Le civiltà che ci hanno preceduto, hanno dato ampio rilievo alla scrittura grazie alle quale abbiamo avuto la possibilità di tracciare un filo logico dove legare il passato al nostro presente per proiettarlo nel futuro. La dimensione umana pertanto è centrale in questa analisi per la capacità di aver superato i tratti dell’oralità e approdato alla scrittura con la quale tenere traccia della presenza dell’uomo sulla terra. In questo ambito, la filosofia ha aiutato l’uomo a dipanare la maglia della sua identità per raggiungere, in ogni istante del tempo, l’essenza del suo essere, aprendo ogni giorno l’alba di una nuova epoca.
Nel farsi strada fino ai giorni nostri l’uomo si è certamente domandato il fine della sua presenza sulla terra e il suo ruolo centrale nel mondo, preferendo celebrarsi piuttosto che indagare su se stesso perché troppo sicuro di sé e meno delle sue fragilità che il tempo, come quello che stiamo vivendo con il Coronavirus, mostra in tutta la sua ampiezza e orizzonte concettuale.
Le strade che la scrittura ha preso nel tempo sono state differenti e tutte in relazione ai contesti che man mano si presentavamo agli occhi dell’umanità che disseminava saperi, spesso autoreferenziali, senza la dovuta complicità scientifica, lasciando dietro di sé ciottoli dalle facce taglienti rivolti a coloro che seguivano per farli desistere dai loro intenti.
La certezza vuole che le alterne vicende siano rimaste impresse nella memoria di chi le ha vissute e di chi è riuscito a tramandarle sulla carta, al contrario di Socrate di cui abbiamo pochi riscontri rispetto a tantissimi filosofi e scrittori che hanno lasciato traccia di sé e oggi ne esploriamo i contenuti.

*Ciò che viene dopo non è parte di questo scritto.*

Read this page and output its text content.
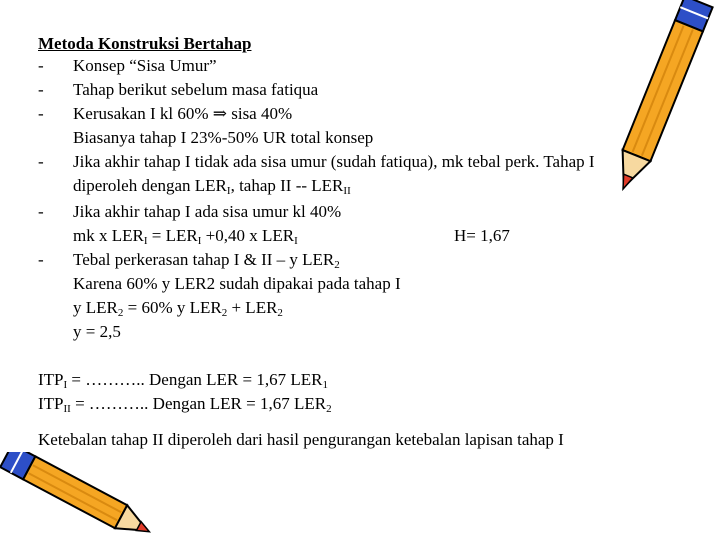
Metoda Konstruksi Bertahap
- Konsep “Sisa Umur”
- Tahap berikut sebelum masa fatiqua
- Kerusakan I kl 60% ⇒ sisa 40%
Biasanya tahap I 23%-50% UR total konsep
- Jika akhir tahap I tidak ada sisa umur (sudah fatiqua), mk tebal perk. Tahap I
diperoleh dengan $LER_I$, tahap II -- $LER_{II}$
- Jika akhir tahap I ada sisa umur kl 40%
mk x $LER_I = LER_I +0,40$ x $LER_I$	H= 1,67
- Tebal perkerasan tahap I & II – y $LER_2$
Karena 60% y LER2 sudah dipakai pada tahap I
y $LER_2 = 60\%$ y $LER_2 + LER_2$
y = 2,5
$ITP_I$ = ……….. Dengan LER = 1,67 $LER_1$
$ITP_{II}$ = ……….. Dengan LER = 1,67 $LER_2$
Ketebalan tahap II diperoleh dari hasil pengurangan ketebalan lapisan tahap I
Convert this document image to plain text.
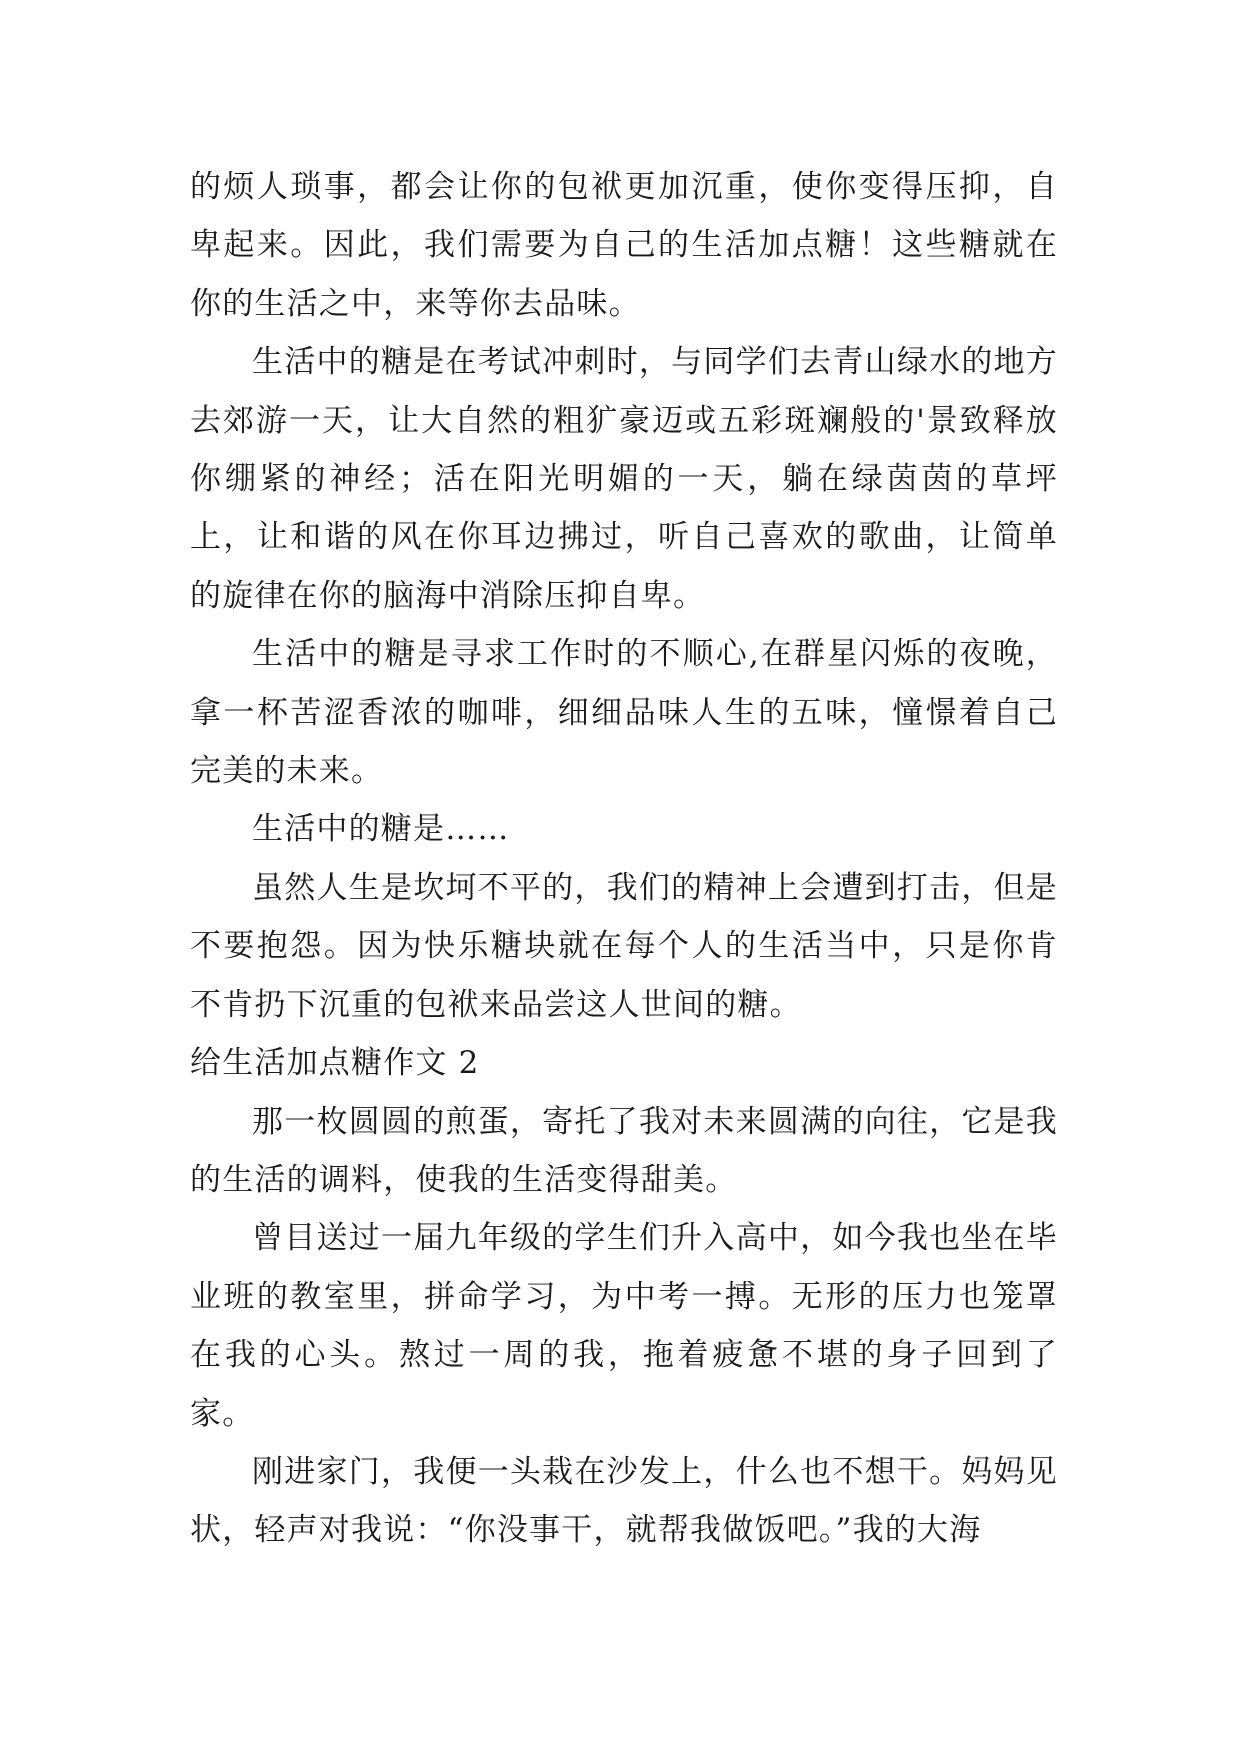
的烦人琐事，都会让你的包袱更加沉重，使你变得压抑，自卑起来。因此，我们需要为自己的生活加点糖！这些糖就在你的生活之中，来等你去品味。

生活中的糖是在考试冲刺时，与同学们去青山绿水的地方去郊游一天，让大自然的粗犷豪迈或五彩斑斓般的'景致释放你绷紧的神经；活在阳光明媚的一天，躺在绿茵茵的草坪上，让和谐的风在你耳边拂过，听自己喜欢的歌曲，让简单的旋律在你的脑海中消除压抑自卑。

生活中的糖是寻求工作时的不顺心,在群星闪烁的夜晚，拿一杯苦涩香浓的咖啡，细细品味人生的五味，憧憬着自己完美的未来。

生活中的糖是……

虽然人生是坎坷不平的，我们的精神上会遭到打击，但是不要抱怨。因为快乐糖块就在每个人的生活当中，只是你肯不肯扔下沉重的包袱来品尝这人世间的糖。

给生活加点糖作文 2

那一枚圆圆的煎蛋，寄托了我对未来圆满的向往，它是我的生活的调料，使我的生活变得甜美。

曾目送过一届九年级的学生们升入高中，如今我也坐在毕业班的教室里，拼命学习，为中考一搏。无形的压力也笼罩在我的心头。熬过一周的我，拖着疲惫不堪的身子回到了家。

刚进家门，我便一头栽在沙发上，什么也不想干。妈妈见状，轻声对我说：“你没事干，就帮我做饭吧。”我的大海
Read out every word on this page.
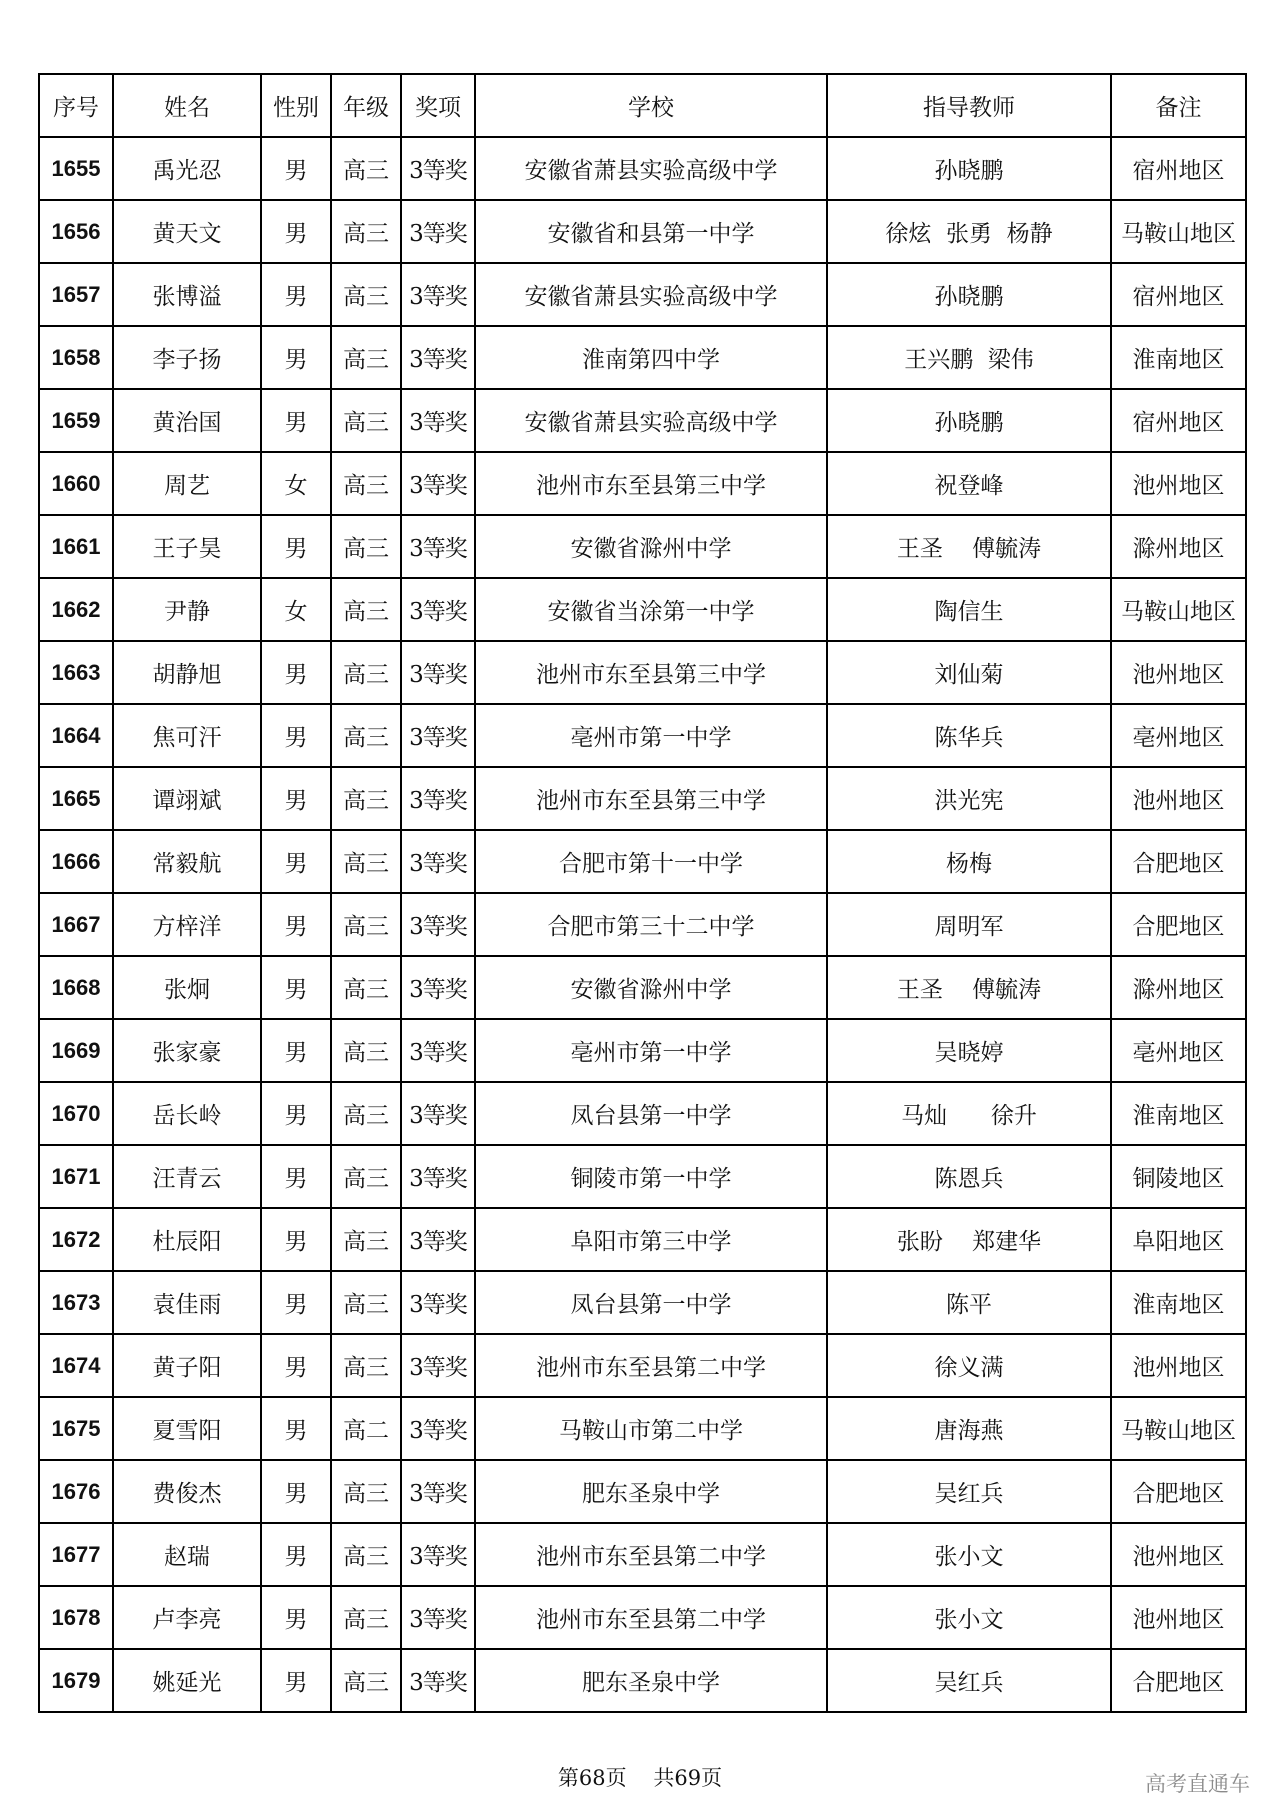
序号	姓名	性别	年级	奖项	学校	指导教师	备注
1655	禹光忍	男	高三	3等奖	安徽省萧县实验高级中学	孙晓鹏	宿州地区
1656	黄天文	男	高三	3等奖	安徽省和县第一中学	徐炫  张勇  杨静	马鞍山地区
1657	张博溢	男	高三	3等奖	安徽省萧县实验高级中学	孙晓鹏	宿州地区
1658	李子扬	男	高三	3等奖	淮南第四中学	王兴鹏  梁伟	淮南地区
1659	黄治国	男	高三	3等奖	安徽省萧县实验高级中学	孙晓鹏	宿州地区
1660	周艺	女	高三	3等奖	池州市东至县第三中学	祝登峰	池州地区
1661	王子昊	男	高三	3等奖	安徽省滁州中学	王圣    傅毓涛	滁州地区
1662	尹静	女	高三	3等奖	安徽省当涂第一中学	陶信生	马鞍山地区
1663	胡静旭	男	高三	3等奖	池州市东至县第三中学	刘仙菊	池州地区
1664	焦可汗	男	高三	3等奖	亳州市第一中学	陈华兵	亳州地区
1665	谭翊斌	男	高三	3等奖	池州市东至县第三中学	洪光宪	池州地区
1666	常毅航	男	高三	3等奖	合肥市第十一中学	杨梅	合肥地区
1667	方梓洋	男	高三	3等奖	合肥市第三十二中学	周明军	合肥地区
1668	张炯	男	高三	3等奖	安徽省滁州中学	王圣    傅毓涛	滁州地区
1669	张家豪	男	高三	3等奖	亳州市第一中学	吴晓婷	亳州地区
1670	岳长岭	男	高三	3等奖	凤台县第一中学	马灿      徐升	淮南地区
1671	汪青云	男	高三	3等奖	铜陵市第一中学	陈恩兵	铜陵地区
1672	杜辰阳	男	高三	3等奖	阜阳市第三中学	张盼    郑建华	阜阳地区
1673	袁佳雨	男	高三	3等奖	凤台县第一中学	陈平	淮南地区
1674	黄子阳	男	高三	3等奖	池州市东至县第二中学	徐义满	池州地区
1675	夏雪阳	男	高二	3等奖	马鞍山市第二中学	唐海燕	马鞍山地区
1676	费俊杰	男	高三	3等奖	肥东圣泉中学	吴红兵	合肥地区
1677	赵瑞	男	高三	3等奖	池州市东至县第二中学	张小文	池州地区
1678	卢李亮	男	高三	3等奖	池州市东至县第二中学	张小文	池州地区
1679	姚延光	男	高三	3等奖	肥东圣泉中学	吴红兵	合肥地区
第68页    共69页	高考直通车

L’avvento delle scienze tecnologiche, avvenute con i primi del ‘900, hanno promosso un cambiamento importante nel sistema delle relazioni sociali e soprattutto l’innesto di nuovi paradigmi, e modelli di scrittura innovativi, rispetto ai precedenti comunemente impiegati dall’uomo per parlare di sé come essere centrale nel mondo e del mondo in quanto tale.
Per Helmut Plessner, che possiamo considerare il padre della antropologia filosofica: «l’uomo realizza la propria natura passando attraverso l’artificio della cultura e delle tecnica e, grazie a quest’ultima, cerca di colmare il divario che lo separa dall’assoluto».
Secondo il filosofo tedesco Martin Heidegger, uno dei filosofi più influenti dell’età contemporanea: «la potenza della tecnica è dappertutto, e ora dopo ora, in una forma qualsiasi di impiego incalza, trascina, avvince l’uomo di oggi. Questa potenza è cresciuta a dismisura e oltrepassa di gran lunga la nostra volontà, la nostra capacità di decisione[…]. Ormai dipendiamo in tutto dai prodotti della tecnica. Essi ci hanno forgiati a nostra insaputa, e così saldamente, che ne siamo ormai schiavi».
Innanzi a questi scenari trattati nel libro l’Abbandono, scritto da Heidegger nel 1959, ben 11 anni prima dell’avvento di Internet la cui nascita risale all’inizio degli anni ’70, il filosofo aveva anticipato un orizzonte nel quale l’uomo sarebbe calato avendone compreso il suo bisogno di trascendere a se stesso, oltre i suoi confini, impiegando proprio la tecnologia perché degna di superare la sua condizione di fragilità.
In questo contesto, che molto lentamente stava prendendo piede, ecco che la tecnologia stava assumendo una dimensione differente dai contesti nei quali aveva mosso i primi passi, diventando un movimento di frontiera al quale aderire per assumere quell’identità troppo spesso non riconosciuta dagli altri ma in primis da se stessi.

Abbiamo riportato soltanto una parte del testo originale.